Javi acknowledged that with a grunt and flicked through the rest of the pictures. They were all old surveillance photos and badly worn from a lifetime spent in a damp, old bag, but they looked as though they were professionally taken. There didn’t seem to be any rhyme or reason to them—crime-scene aftermaths with bored deputies standing guard, one of a woman at home, another of the same woman in a deputy’s uniform, and a few of what Cloister assumed were Macintosh’s old clients at court.
Sean was in one of them, surprisingly young and cocky as ever in a neatly pressed uniform as he headed up the stairs of the courthouse.
“And there were these,” Cloister said.
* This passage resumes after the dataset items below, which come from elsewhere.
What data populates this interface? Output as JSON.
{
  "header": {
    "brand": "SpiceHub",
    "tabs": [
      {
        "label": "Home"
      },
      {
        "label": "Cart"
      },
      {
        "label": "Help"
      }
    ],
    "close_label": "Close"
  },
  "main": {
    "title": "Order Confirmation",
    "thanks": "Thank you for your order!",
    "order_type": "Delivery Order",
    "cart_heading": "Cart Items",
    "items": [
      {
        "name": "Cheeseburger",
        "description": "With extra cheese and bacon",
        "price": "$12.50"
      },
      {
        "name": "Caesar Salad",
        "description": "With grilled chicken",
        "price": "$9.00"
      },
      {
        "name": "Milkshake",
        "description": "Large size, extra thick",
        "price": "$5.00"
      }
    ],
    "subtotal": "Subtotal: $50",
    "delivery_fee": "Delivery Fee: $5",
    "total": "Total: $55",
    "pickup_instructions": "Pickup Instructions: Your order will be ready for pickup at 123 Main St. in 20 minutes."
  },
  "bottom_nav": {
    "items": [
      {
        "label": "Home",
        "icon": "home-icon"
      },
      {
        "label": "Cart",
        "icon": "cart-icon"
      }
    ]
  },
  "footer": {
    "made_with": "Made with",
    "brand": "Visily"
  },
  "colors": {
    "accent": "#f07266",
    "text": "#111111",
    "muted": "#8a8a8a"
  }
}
He sorted through the photos until he found the one of a folded, legal-size sheet. The edges were torn, and the image was distorted with damp and mildew, but it was still easy to pick out the subject—a body on a steel gurney, green surgical sheet drawn up over her nipples and the two nicks of the upperYincision just visible, and at the bottom of the page, faded and scraped thought it was, the morgue ID and case number. “This is from a medical report at the morgue. It doesn’t look like a connected case, so I don’t know why he had it.”